Reduzir o reajuste nos pedágios do Sistema Anchieta-Imigrantes, acabando com o arredondamento para cima na definição das novas tarifas, em vigor desde o último dia 1º. É com este objetivo que Maria Lúcia Prandi protocolou uma representação no Ministério Público. No documento, a parlamentar propõe que o órgão promova uma Ação Civil Pública para diminuir o aumento.

Conforme projeção da deputada Prandi, com a decisão do governador Geraldo Alckmin de arredondar para cima a tarifa, a Ecovias deverá ter uma arrecadação adicional de R$ 2,6 milhões nos próximos 12 meses. Antes, o pedágio no alto da serra custava R$ 13,40. Com a aplicação de 9,075% do IGP-M, a tarifa deveria ter sido fixada em R$ 14,61. “Entretanto, o governador resolveu dar um presente à Ecovias com o dinheiro do cidadão.”

A deputada fez a projeção, tomando como parâmetro o movimento de veículos que vieram ao Litoral pelo SAI, entre 14h e 15h do dia 28 de junho. Nesse período, 1.630 veículos passaram pela praça de pedágio no alto da serra. Assim, em uma hora serão arrecadados pela concessionária mais R$ 309,70. Em um dia, R$ 7.432,00, que multiplicados por 30 resultarão em R$ 222.984 ao mês.
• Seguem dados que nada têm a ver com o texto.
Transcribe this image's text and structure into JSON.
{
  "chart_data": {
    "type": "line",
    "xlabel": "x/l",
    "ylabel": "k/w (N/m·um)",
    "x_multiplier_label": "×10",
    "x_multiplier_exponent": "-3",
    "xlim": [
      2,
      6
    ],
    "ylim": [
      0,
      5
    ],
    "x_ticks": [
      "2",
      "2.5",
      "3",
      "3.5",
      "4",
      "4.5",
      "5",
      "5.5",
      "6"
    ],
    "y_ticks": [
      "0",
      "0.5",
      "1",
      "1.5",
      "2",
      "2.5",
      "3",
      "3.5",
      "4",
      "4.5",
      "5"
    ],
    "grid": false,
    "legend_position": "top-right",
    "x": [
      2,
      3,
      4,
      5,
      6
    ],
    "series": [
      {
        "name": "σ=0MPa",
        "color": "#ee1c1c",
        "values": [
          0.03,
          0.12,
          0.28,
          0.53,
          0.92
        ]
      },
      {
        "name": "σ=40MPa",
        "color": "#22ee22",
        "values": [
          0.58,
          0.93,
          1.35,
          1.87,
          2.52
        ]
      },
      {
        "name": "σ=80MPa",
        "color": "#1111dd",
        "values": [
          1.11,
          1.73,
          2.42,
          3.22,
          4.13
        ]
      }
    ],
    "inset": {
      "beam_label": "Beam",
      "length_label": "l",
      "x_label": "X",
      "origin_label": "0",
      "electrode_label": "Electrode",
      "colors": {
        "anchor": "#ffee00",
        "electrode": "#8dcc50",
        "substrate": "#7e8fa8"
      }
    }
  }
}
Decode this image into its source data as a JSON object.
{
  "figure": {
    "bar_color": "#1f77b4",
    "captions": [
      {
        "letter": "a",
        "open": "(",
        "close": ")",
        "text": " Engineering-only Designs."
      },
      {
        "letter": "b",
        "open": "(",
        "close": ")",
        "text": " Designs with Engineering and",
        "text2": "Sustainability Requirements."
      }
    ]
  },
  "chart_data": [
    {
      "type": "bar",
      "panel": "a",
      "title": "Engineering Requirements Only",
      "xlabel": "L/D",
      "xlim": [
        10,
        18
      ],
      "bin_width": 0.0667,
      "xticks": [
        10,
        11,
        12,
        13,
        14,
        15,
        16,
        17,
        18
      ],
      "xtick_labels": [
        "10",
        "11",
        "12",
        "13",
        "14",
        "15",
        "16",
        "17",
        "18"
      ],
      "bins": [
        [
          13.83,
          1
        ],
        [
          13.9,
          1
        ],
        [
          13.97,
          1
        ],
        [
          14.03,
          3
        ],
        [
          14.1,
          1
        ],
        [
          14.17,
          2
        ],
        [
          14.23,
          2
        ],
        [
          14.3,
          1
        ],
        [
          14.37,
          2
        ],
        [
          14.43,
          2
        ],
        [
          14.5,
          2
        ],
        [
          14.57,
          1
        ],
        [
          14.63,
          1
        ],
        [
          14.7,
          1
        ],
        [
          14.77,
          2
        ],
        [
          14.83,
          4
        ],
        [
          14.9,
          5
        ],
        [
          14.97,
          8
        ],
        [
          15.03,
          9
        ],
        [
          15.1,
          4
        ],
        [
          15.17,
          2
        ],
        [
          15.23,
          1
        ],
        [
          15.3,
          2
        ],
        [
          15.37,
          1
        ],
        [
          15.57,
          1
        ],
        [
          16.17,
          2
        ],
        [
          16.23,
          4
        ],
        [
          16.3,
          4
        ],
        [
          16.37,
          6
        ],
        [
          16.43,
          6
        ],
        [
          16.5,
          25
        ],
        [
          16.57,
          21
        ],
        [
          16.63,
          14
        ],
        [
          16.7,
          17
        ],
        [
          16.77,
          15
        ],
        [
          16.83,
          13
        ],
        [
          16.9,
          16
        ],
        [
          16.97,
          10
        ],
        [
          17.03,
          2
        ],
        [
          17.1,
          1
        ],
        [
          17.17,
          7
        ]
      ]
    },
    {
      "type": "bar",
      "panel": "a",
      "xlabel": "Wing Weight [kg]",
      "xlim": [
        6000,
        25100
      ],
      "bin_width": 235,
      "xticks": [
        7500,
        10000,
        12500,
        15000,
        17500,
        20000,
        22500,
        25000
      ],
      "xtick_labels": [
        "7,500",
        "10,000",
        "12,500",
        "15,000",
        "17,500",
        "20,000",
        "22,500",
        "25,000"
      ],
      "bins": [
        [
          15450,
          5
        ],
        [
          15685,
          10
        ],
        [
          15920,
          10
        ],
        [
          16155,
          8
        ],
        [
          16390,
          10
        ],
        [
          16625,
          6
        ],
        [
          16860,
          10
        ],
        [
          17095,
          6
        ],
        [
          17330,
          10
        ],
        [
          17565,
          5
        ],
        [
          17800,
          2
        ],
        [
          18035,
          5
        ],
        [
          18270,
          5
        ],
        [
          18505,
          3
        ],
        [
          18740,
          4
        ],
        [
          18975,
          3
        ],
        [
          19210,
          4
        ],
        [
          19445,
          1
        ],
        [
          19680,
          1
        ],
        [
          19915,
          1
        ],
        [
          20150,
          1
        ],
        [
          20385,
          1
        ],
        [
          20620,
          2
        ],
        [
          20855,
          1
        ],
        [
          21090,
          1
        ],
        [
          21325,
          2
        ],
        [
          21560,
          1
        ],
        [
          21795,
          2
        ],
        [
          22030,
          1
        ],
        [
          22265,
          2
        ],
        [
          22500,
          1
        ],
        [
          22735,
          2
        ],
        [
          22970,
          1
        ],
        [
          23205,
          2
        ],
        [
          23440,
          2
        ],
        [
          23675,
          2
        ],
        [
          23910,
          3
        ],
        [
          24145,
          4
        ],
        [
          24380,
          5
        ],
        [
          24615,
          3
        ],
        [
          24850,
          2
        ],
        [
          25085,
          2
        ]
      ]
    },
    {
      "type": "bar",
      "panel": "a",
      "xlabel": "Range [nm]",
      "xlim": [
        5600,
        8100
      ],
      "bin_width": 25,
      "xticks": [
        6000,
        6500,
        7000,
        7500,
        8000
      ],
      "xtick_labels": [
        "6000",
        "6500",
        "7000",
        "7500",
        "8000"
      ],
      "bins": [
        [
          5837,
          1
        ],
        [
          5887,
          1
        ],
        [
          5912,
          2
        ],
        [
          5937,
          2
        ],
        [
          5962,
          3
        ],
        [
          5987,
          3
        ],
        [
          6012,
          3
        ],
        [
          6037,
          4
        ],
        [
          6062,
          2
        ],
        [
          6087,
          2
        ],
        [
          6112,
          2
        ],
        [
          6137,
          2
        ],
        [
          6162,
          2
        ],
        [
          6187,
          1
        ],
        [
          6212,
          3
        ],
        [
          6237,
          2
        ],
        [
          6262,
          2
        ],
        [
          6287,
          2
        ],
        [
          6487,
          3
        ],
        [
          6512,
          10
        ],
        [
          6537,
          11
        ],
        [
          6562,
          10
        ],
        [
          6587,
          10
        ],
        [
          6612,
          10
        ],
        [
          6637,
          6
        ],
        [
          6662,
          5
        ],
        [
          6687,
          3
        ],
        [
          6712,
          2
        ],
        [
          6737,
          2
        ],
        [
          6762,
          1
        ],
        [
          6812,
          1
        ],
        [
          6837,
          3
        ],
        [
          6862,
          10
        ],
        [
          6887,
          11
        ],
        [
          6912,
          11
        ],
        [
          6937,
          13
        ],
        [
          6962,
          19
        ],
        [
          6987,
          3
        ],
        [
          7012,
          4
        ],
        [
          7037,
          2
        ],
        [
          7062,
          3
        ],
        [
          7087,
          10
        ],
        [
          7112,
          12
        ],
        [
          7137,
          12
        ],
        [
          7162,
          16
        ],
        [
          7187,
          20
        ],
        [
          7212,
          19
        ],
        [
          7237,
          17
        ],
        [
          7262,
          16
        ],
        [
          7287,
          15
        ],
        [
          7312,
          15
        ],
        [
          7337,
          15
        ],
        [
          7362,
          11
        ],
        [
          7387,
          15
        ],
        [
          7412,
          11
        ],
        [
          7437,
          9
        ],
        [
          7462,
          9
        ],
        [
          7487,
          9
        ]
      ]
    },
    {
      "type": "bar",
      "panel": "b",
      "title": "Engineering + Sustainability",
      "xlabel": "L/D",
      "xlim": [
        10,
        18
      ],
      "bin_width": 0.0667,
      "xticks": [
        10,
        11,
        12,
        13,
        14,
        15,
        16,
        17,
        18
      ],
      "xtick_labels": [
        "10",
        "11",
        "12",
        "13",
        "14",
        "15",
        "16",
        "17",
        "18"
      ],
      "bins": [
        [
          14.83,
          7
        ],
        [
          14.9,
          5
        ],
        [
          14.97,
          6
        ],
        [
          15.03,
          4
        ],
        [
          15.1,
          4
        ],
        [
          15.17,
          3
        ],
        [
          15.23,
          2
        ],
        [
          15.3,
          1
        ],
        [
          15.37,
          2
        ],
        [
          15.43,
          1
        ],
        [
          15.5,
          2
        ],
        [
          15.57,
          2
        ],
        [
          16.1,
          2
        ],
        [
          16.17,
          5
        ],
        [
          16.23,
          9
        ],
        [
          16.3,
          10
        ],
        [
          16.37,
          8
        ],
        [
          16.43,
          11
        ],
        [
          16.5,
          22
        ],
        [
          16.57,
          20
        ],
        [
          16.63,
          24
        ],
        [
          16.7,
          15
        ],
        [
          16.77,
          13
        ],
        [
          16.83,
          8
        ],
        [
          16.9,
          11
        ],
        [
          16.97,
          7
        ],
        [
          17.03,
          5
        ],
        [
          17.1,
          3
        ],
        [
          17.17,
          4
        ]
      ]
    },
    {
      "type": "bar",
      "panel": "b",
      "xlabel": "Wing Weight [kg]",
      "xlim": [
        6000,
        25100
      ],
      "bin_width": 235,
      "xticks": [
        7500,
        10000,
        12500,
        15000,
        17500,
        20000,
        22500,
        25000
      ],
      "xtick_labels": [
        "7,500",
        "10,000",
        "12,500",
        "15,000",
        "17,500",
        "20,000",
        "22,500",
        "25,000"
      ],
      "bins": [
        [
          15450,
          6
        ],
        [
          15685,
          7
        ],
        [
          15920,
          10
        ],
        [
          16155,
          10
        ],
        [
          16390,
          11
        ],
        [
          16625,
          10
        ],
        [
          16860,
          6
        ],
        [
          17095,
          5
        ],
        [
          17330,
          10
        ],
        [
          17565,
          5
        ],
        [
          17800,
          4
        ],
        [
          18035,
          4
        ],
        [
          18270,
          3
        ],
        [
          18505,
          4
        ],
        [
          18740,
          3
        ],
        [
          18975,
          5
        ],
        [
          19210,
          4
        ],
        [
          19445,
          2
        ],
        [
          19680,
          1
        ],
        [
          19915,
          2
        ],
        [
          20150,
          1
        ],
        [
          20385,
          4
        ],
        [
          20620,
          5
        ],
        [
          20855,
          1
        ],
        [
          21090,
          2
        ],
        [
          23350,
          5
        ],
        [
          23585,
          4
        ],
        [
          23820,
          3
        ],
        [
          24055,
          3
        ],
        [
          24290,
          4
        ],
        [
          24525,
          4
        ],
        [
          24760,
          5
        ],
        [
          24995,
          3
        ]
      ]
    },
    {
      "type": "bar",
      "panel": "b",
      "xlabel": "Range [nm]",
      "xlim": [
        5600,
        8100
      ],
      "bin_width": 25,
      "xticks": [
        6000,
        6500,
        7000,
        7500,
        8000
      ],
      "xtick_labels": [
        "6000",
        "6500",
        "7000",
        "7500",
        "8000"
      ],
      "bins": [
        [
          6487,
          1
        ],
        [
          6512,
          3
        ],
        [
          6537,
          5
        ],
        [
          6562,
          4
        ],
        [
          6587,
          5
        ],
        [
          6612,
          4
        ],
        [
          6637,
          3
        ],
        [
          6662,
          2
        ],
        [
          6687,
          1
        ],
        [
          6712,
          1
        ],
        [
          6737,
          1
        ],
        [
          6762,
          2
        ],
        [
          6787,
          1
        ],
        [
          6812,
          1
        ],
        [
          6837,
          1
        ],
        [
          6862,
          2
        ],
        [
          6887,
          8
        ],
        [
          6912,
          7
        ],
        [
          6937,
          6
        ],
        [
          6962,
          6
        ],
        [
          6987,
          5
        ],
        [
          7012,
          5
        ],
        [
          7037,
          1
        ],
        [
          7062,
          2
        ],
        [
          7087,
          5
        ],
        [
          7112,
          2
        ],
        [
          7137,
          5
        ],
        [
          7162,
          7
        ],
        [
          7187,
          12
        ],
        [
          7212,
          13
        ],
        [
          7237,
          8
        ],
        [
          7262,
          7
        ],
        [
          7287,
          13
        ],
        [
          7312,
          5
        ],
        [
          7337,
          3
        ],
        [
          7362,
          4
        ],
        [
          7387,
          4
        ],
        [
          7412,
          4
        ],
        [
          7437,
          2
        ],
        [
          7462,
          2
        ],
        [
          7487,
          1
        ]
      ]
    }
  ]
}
Após 12 meses, serão, no mínimo, mais R$ 2.675.808,00.

Na representação, Maria Lúcia também ressalta o caráter de serviço público do sistema rodoviário, que liga a Baixada Santista à Capital. Outro parâmetro usado pela deputada Prandi é o desrespeito da medida ao Código de Defesa do Consumidor. “Verifica-se a possibilidade da quebra do equilíbrio contratual por parte da Ecovias, causando prejuízos aos consumidores, o que não se pode permitir em hipótese alguma”, enfatiza.

Custo Brasil – Segundo a parlamentar, o mais absurdo é que o governador, ao invés de defender os interesses da população, adota uma postura que beneficia um grupo empresarial. “Se por um lado engorda os cofres da Ecovias, o reajuste a maior tira dinheiro do bolso dos milhares de usuários do sistema e de outras dezenas de milhares, que nem passam perto da rodovia”, argumenta.

Conforme uma estimativa feita pela deputada Prandi, uma pessoa que utilize o SAI com um veículo de passeio, de segunda a sexta-feira, desembolsará a mais, ao final de um ano, por volta de R$ 50,00. E o rombo é ainda maior para o transporte de cargas. “Imagine este impacto para os caminhoneiros, que pagam R$ 14,80 por eixo”, pondera Prandi.

A maioria dos caminhões que trazem contêineres para o Porto de Santos tem cinco eixos. Assim, cada um deles pagará R$ 0,95 por passagem no pedágio. Há caminhoneiros que trafegam diariamente pelo SAI, levando e trazendo cargas. Ao final de um ano, o prejuízo ultrapassará os R$ 250,00. “Esta é uma medida que encarece o chamado Custo Brasil, com reflexo no bolso inclusive de quem não usa o sistema, mas consome as mercadorias que obrigatoriamente são transportadas por ali”, conclui a deputada Maria Lúcia Prandi.